Начало второго периода при подаче «бразерхудов» пролило немного бальзама на души пимовцев. То ли Игристое помпанское, то ли жара («Думаю, вы были правы насчет грозы», — признала мисс Партон) подействовали на бэтсменов противника, но меткость и энергия их снизились по сравнению с предыдущим периодом. Лишь один игрок по-прежнему оставался опасным — высокий мужчина с суровым лицом, жилистыми запястьями и йоркширским акцентом, которого, казалось, не страшила никакая подача и который имел неприятную привычку силовыми приемами прорываться через любые просветы на поле. Этот несносный человек с мрачным спокойствием довел счет до пятидесяти восьми под бешеные аплодисменты своих болельщиков. Устрашающим был не только счет набранных им очков, но и атмосфера крайней усталости, воцарившаяся на поле.
— У меня уже… кажется… никаких сил не осталось… — задыхаясь, бросил мистер Инглби, пробегая мимо Гарретта на обратном пути, после бешеного галопа к границе поля, — а этот гад выглядит так, будто готов играть до самого Рождества.
— Слушайте, Толбой, — сказал Бредон, когда они пересеклись в следующем овере, — следите за тем толстым коротышкой на другом конце поля. Он уже на взводе. Если этот йоркширский грубиян будет выматывать его подобным образом и дальше, что-то должно случиться.
И действительно случилось. В следующем овере. Слоггер[83] нанес сокрушительный удар, чуть высоковатый, но почти гарантированно тянувший на три очка, и рванул вперед. Толстяк галопом помчался за ним. Мяч летел над газоном, а Толбой летел ему наперерез.
— Давай! — гаркнул йоркширец, который уже в третий раз добегал до середины питча.
Но толстяк выдохся. Оглянувшись, он увидел, что Толбой наклонился к мячу.
— Нет! — крикнул он и обреченно замер.
Его напарник, видя, что происходит, вмиг развернулся. Толбой, не обращая внимания на отчаянные сигналы Хаагердона и Гарретта, воодушевился. Он отбил мяч не Гарретту, а прямехонько в незащищенную калитку. Мяч просвистел в воздухе и повалил пеньки[84] йоркширца, когда тот был еще в ярде от криза, между тем как бэтсмен в инстинктивном стремлении прикрыть голову отшвырнул биту и распластался на земле.
— О, здорово! — возликовал старый Бразерхуд. — Отлично сыграно, сэр, отлично!
— Он прекрасно выбрал цель, — сказала мисс Росситер.
— Что с вами, Бредон? — спросил Инглби, когда команда с благодарным чувством стояла посреди питча в ожидании смены игрока. — Вы прямо побелели. Солнечный удар?

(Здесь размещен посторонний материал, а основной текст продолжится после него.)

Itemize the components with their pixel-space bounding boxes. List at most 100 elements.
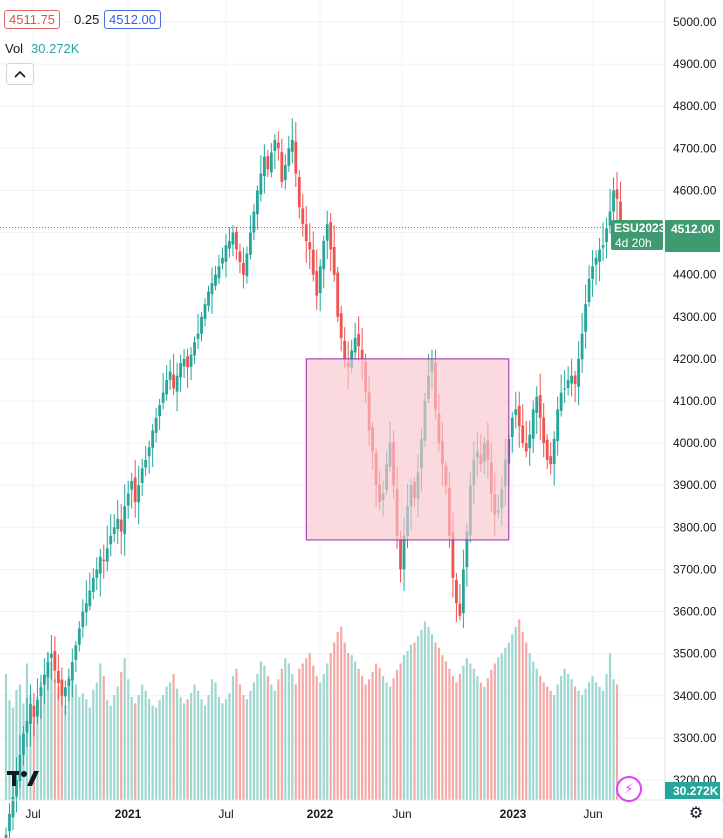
candle-body: [25, 721, 29, 733]
volume-bar: [416, 636, 420, 800]
price-tick-label: 4800.00: [673, 99, 717, 113]
volume-bar: [130, 697, 133, 800]
volume-bar: [511, 634, 514, 800]
volume-bar: [144, 690, 147, 800]
chevron-up-icon: [14, 70, 26, 78]
candle-body: [517, 405, 521, 427]
candle-body: [116, 518, 120, 530]
price-tick-label: 3600.00: [673, 605, 717, 619]
candle-body: [140, 468, 144, 483]
volume-bar: [134, 703, 137, 800]
range-rectangle[interactable]: [305, 358, 510, 541]
volume-bar: [563, 668, 566, 800]
volume-bar: [441, 655, 444, 800]
symbol-name: ESU2023: [614, 221, 666, 235]
volume-bar: [78, 697, 81, 800]
volume-bar: [483, 686, 486, 800]
volume-bar: [92, 689, 95, 800]
price-tick-label: 4000.00: [673, 436, 717, 450]
symbol-price-tag: ESU2023 4d 20h: [611, 220, 666, 250]
tradingview-logo-icon[interactable]: [7, 768, 41, 788]
time-tick-label: Jun: [392, 807, 411, 821]
candle-body: [137, 485, 141, 503]
volume-bar: [32, 710, 36, 800]
price-tick-label: 4200.00: [673, 352, 717, 366]
candle-body: [336, 272, 340, 317]
candle-body: [304, 224, 308, 241]
candle-body: [154, 417, 158, 433]
price-tick-label: 3800.00: [673, 520, 717, 534]
volume-bar: [354, 661, 357, 800]
volume-bar: [381, 676, 385, 800]
volume-bar: [193, 684, 196, 800]
price-axis[interactable]: 5000.004900.004800.004700.004600.004500.…: [673, 15, 717, 787]
price-tick-label: 3300.00: [673, 731, 717, 745]
volume-bar: [326, 663, 329, 800]
volume-bar: [472, 668, 475, 800]
candle-body: [269, 152, 273, 173]
price-tick-label: 3500.00: [673, 647, 717, 661]
candle-body: [353, 337, 357, 353]
price-tick-label: 4300.00: [673, 310, 717, 324]
time-axis[interactable]: Jul 2021 Jul 2022 Jun 2023 Jun: [25, 807, 602, 821]
volume-bar: [179, 697, 182, 800]
candle-body: [535, 396, 539, 413]
candle-body: [214, 274, 217, 286]
volume-bar: [305, 658, 308, 800]
volume-bar: [455, 682, 458, 800]
gear-icon[interactable]: ⚙: [688, 805, 704, 822]
candle-body: [98, 556, 102, 574]
candle-body: [510, 417, 514, 438]
volume-bar: [43, 674, 46, 800]
volume-axis-label: 30.272K: [665, 782, 720, 799]
last-price-value: 4512.00: [671, 222, 715, 236]
volume-bar: [514, 626, 517, 800]
candle-body: [249, 232, 252, 255]
volume-legend-value: 30.272K: [31, 41, 80, 56]
candle-body: [451, 532, 455, 578]
time-tick-label: Jul: [25, 807, 40, 821]
volume-bar: [148, 699, 151, 800]
price-tick-label: 3700.00: [673, 562, 717, 576]
volume-bar: [71, 668, 74, 800]
price-tick-label: 4600.00: [673, 183, 717, 197]
candle-body: [203, 304, 207, 320]
volume-bar: [74, 684, 77, 800]
volume-bar: [598, 686, 601, 800]
volume-bar: [587, 682, 591, 800]
volume-bar: [46, 653, 49, 800]
price-tick-label: 4900.00: [673, 57, 717, 71]
candle-body: [584, 304, 587, 332]
volume-bar: [203, 705, 207, 800]
volume-bar: [57, 686, 60, 800]
candle-body: [559, 392, 563, 411]
candle-body: [465, 531, 469, 568]
candle-body: [455, 579, 458, 604]
lightning-icon[interactable]: ⚡: [616, 776, 642, 802]
volume-bar: [301, 663, 304, 800]
candle-body: [91, 577, 95, 592]
time-tick-label: 2021: [115, 807, 142, 821]
collapse-legend-button[interactable]: [6, 63, 34, 85]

— Слишком яркий свет, — ответил Бредон.
— Расслабьтесь, — посоветовал Инглби. Теперь у нас с ними особых хлопот не будет. Толбой — герой. Да сопутствует ему удача!
Мистер Бредон почувствовал легкий приступ дурноты.
Последовавшие комбинации «бразерхудов» выдающихся достижений им не принесли, и команда с трудом наскребла сто четырнадцать очков. В четыре часа мистер Толбой, поставивший перед собой грандиозную цель заработать сто семьдесят одно очко, чтобы одержать победу, снова проигнорировал своего бэтсмена и пылко атаковал калитку противника.
В пять тридцать задача все еще казалась осуществимой, четыре калитки пали, принеся команде семьдесят девять очков. Потом мистер Толбой, предприняв попытку совершить пробежку там, где, казалось, никто бы не смог пробежать, завершил свой период пребывания на поле, заработав седьмую подачу, но сразу после него мускулистый мистер Пинчли, несмотря на яростные призывы капитана быть осторожней, прицельно срезал свой первый мяч прямо в руки принимающего игрока. Началась полоса неудач. Мистер Миллер добросовестно блокировал удары на протяжении двух оверов, пока мистер Бизли, с огромным трудом добавив к счету шесть очков, не позволил противнику — мастеру крученых ударов — сбить правый пенек своей калитки. С девяносто двумя очками, тремя касаниями мяча рукой — в том числе благонамеренным, но неадекватным мистером Хаагердоном, — да еще парой штрафных поражение казалось неминуемым.
— Ну что ж, — мрачно произнес мистер Копли, — это все же лучше, чем в прошлом году. Тогда они разрушили около семи наших калиток. Я прав, мистер Толбой?
— Нет, — ответил Толбой.
— Прошу прощения, но я уверен, — настаивал мистер Копли. — Может, это было в позапрошлом. Вы должны помнить, потому что, полагаю, были капитаном в обоих матчах.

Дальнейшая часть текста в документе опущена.